Any help is greatly appreciated. thank you.


----------



## kyheirloomer (Feb 1, 2007)

Red snapper is a very versatile fish, that can be prepared in innumerable ways. Personally, the last thing I would do is bread and deep fry it. Broiling, pan frying, and grilling are better approaches, IMO.

But let me address your other questions.

Fish should always be defrosted slowly, in the fridge. Do not use the oft-heard advice to defrost it under running water. Sure, it will defrost that way. And also leech out the flavor.

When you cook fish, by any method, the rule of thumb is to cook it ten minutes per inch of thickness, at the thickest point. Fish can dry out very quickly, and to go much past that point can ruin it's texture and flavor.

One problem that often occurs, especially with larger fish, is that the filet thickness tapers quickly as you move towards the tail. Best bet, in that circumstance, is to split the filets so you wind up cooking the thick portions together and the thin portions together. That way you get even cooking.

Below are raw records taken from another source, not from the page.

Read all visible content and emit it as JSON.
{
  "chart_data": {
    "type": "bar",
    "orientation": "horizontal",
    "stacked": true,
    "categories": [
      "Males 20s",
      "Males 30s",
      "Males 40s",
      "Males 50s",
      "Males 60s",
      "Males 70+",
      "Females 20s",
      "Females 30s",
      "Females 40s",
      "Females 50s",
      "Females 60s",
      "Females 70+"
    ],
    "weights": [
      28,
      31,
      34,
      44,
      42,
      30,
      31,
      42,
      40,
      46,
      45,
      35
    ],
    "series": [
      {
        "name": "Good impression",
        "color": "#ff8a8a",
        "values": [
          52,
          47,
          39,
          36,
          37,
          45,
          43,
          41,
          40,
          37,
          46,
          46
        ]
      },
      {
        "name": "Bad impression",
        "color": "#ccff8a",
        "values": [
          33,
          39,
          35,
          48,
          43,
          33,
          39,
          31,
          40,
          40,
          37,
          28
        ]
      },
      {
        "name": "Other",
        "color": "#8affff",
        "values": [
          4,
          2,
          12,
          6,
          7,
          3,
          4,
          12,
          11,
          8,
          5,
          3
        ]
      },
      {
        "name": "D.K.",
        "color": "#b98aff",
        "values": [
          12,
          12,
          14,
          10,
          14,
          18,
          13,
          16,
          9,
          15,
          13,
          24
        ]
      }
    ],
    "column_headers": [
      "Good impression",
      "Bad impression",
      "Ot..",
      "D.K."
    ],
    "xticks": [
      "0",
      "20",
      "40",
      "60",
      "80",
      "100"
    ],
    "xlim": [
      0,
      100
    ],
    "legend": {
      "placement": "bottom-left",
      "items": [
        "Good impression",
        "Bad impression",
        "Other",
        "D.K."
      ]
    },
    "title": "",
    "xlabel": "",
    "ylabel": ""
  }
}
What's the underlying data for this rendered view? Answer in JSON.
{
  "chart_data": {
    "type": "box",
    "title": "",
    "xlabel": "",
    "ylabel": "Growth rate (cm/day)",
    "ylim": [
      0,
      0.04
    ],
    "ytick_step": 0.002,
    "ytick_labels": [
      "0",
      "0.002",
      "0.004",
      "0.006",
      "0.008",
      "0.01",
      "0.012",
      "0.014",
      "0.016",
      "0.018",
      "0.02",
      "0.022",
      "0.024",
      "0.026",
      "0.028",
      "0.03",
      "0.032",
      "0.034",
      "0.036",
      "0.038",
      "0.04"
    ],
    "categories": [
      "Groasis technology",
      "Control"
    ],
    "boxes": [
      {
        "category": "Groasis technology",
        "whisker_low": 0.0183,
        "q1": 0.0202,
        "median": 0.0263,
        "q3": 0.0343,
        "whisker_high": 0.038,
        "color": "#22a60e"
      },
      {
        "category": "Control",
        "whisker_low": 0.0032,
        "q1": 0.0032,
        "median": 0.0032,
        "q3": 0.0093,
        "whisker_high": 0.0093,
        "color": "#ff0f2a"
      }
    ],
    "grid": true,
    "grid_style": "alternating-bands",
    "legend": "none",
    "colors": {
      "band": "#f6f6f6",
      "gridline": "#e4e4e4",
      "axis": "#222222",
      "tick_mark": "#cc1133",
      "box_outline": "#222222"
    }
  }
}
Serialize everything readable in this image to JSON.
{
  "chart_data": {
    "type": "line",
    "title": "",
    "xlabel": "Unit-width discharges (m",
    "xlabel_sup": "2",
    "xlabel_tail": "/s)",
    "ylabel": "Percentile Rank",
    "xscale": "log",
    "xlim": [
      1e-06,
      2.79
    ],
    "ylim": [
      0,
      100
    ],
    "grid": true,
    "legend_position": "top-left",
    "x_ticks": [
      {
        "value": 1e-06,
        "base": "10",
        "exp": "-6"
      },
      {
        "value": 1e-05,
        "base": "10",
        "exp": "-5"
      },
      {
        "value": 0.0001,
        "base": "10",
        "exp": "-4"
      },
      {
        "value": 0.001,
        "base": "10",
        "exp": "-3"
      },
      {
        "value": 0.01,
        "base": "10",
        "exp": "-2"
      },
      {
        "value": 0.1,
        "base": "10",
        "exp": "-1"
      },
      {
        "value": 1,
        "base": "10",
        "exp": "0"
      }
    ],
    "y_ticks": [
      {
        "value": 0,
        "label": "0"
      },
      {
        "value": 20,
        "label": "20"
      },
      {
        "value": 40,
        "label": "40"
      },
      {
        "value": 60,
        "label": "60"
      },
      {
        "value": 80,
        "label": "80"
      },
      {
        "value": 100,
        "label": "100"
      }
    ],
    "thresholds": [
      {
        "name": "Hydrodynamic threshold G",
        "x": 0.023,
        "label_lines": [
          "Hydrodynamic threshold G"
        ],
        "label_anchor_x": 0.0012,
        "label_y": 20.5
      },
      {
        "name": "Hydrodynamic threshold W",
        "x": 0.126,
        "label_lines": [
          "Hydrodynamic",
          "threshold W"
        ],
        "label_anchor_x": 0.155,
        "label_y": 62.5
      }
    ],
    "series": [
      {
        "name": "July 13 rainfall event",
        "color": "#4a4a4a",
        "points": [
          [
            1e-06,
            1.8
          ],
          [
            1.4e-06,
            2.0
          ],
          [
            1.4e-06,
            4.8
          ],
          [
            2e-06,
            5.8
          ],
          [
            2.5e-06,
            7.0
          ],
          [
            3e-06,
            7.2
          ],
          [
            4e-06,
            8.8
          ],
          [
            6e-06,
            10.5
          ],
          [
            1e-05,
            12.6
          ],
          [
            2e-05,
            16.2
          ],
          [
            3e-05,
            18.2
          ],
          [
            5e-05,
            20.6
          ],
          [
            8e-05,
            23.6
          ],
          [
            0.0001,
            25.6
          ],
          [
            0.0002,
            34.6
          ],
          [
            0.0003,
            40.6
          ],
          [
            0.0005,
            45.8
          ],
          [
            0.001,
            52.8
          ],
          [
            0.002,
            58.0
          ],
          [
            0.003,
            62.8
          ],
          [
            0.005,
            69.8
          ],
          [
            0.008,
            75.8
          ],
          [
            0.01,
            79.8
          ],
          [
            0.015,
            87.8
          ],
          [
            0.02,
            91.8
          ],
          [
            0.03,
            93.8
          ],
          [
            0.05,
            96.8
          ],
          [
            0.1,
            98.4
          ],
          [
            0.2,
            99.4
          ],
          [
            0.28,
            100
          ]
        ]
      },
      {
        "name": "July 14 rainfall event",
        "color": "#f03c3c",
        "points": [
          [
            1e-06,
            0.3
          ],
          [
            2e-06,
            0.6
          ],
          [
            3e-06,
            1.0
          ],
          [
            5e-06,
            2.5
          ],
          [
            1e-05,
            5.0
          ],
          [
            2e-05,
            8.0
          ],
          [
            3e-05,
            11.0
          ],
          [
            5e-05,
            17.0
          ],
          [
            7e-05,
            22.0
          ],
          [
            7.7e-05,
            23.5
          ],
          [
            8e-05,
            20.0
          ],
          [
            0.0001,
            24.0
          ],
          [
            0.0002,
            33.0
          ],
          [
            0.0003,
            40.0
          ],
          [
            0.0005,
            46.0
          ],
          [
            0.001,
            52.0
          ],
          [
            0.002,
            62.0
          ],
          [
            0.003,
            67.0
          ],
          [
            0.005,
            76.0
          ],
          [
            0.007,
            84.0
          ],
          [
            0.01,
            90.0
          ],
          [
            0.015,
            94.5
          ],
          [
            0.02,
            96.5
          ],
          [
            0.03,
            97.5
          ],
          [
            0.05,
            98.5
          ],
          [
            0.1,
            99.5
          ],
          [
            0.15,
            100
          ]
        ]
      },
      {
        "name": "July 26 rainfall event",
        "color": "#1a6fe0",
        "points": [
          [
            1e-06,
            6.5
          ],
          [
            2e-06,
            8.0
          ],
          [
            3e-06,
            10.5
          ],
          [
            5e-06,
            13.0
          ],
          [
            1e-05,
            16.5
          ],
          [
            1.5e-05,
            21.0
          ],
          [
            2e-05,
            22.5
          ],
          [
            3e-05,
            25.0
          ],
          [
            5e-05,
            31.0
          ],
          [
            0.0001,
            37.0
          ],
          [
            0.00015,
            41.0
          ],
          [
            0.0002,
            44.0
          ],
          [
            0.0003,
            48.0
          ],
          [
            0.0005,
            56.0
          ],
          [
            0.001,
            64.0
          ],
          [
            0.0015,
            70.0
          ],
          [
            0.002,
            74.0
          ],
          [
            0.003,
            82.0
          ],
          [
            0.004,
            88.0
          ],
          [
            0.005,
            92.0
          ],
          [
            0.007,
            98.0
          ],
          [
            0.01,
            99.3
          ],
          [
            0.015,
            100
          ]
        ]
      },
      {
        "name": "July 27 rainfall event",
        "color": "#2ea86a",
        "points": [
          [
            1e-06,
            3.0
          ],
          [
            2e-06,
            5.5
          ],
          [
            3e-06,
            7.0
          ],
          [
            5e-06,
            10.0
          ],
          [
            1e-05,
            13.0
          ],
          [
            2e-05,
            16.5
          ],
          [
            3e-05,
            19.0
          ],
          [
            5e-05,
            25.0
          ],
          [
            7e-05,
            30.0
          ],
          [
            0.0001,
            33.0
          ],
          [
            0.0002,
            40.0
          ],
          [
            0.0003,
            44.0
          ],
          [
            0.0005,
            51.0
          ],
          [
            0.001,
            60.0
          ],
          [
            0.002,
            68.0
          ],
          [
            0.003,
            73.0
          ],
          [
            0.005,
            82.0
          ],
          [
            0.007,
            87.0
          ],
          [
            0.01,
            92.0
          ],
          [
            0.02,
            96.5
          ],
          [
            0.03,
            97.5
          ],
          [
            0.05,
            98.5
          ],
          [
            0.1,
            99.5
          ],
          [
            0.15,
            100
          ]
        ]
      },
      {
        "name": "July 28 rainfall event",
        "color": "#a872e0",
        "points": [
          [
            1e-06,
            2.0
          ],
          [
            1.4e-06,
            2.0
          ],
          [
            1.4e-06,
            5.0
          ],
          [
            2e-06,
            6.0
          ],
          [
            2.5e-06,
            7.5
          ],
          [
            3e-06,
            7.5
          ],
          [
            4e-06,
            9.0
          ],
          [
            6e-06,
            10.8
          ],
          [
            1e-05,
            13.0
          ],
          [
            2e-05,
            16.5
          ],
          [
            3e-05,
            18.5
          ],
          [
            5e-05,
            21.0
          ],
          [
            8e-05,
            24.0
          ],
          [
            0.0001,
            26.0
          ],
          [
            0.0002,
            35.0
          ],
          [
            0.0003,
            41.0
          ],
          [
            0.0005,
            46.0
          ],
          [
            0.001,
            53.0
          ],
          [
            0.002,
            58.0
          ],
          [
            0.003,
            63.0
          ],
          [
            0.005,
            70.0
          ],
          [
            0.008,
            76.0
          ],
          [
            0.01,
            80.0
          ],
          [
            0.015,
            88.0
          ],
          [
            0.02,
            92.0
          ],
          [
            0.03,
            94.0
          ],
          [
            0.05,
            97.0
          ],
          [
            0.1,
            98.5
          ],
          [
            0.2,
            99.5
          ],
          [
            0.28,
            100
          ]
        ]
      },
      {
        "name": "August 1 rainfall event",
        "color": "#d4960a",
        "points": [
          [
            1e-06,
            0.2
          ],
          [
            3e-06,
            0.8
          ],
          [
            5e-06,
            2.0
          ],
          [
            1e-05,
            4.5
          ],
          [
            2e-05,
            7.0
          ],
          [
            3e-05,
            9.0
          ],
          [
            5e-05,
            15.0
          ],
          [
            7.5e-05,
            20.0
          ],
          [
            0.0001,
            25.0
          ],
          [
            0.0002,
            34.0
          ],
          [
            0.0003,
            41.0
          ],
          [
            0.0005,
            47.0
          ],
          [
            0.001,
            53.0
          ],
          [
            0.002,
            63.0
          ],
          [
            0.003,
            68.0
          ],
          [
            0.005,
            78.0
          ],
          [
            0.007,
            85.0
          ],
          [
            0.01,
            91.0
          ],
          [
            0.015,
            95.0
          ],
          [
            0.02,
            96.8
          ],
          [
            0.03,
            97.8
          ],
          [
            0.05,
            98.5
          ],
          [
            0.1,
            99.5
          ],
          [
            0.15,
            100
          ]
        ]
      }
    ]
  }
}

BTW, when catching my own I mostly leave them in the round. That way I keep my options open as to preparing them. Lots of snapper recipes start with whole fish.

But here's a couple of things you can do with the filets:

*Baked Red Snapper*

Arrange 3 thin slices of onion, speated into rings, in the bottom of a buttered large gratin dish. Arrange 1 pound red snapper filets over the onions in one layer, sprinkle them with salt and white pepper, and pour 1/4 cup olive oil over them.

In a bowl combine 1/2 cup each of dry white wine and veloute sauce made with fish stock. Pour the mixture over the filets and sprinkle with a couple tablespoons ground almonds. Top with 6 green pepper rings.

Bring the liquid to a boil, and transfer the dish to a 350F overn. Bake 15-20 minutes until fish flakes easily with a fork.

*Captain Bill's Baby Snapper Filets Marker 88*

Peel and thinly slice two tomatoes. Arrange the slices in 4 buttered individual gratin dishes and sprinkle each dish with three tablespoons fresh bread crumbs seasoned with salt and pepper. Divide 1 1/2 ounds small red snapper filets among the dishes.

In a suacepan combine 1/2 cup white Port, 1/2 stick butter, and 1 teaspoon lemon or lime juice. Cook the mixture over low heat until the butter melts, increase heat to moderate, and boil the mixture three minutes.

Divide the mixture among the filets and sprinkle each with two tablesoons freshly grated Parmesan and paprika to taste.

Bake the fish in a 500F oven for ten minutes.


----------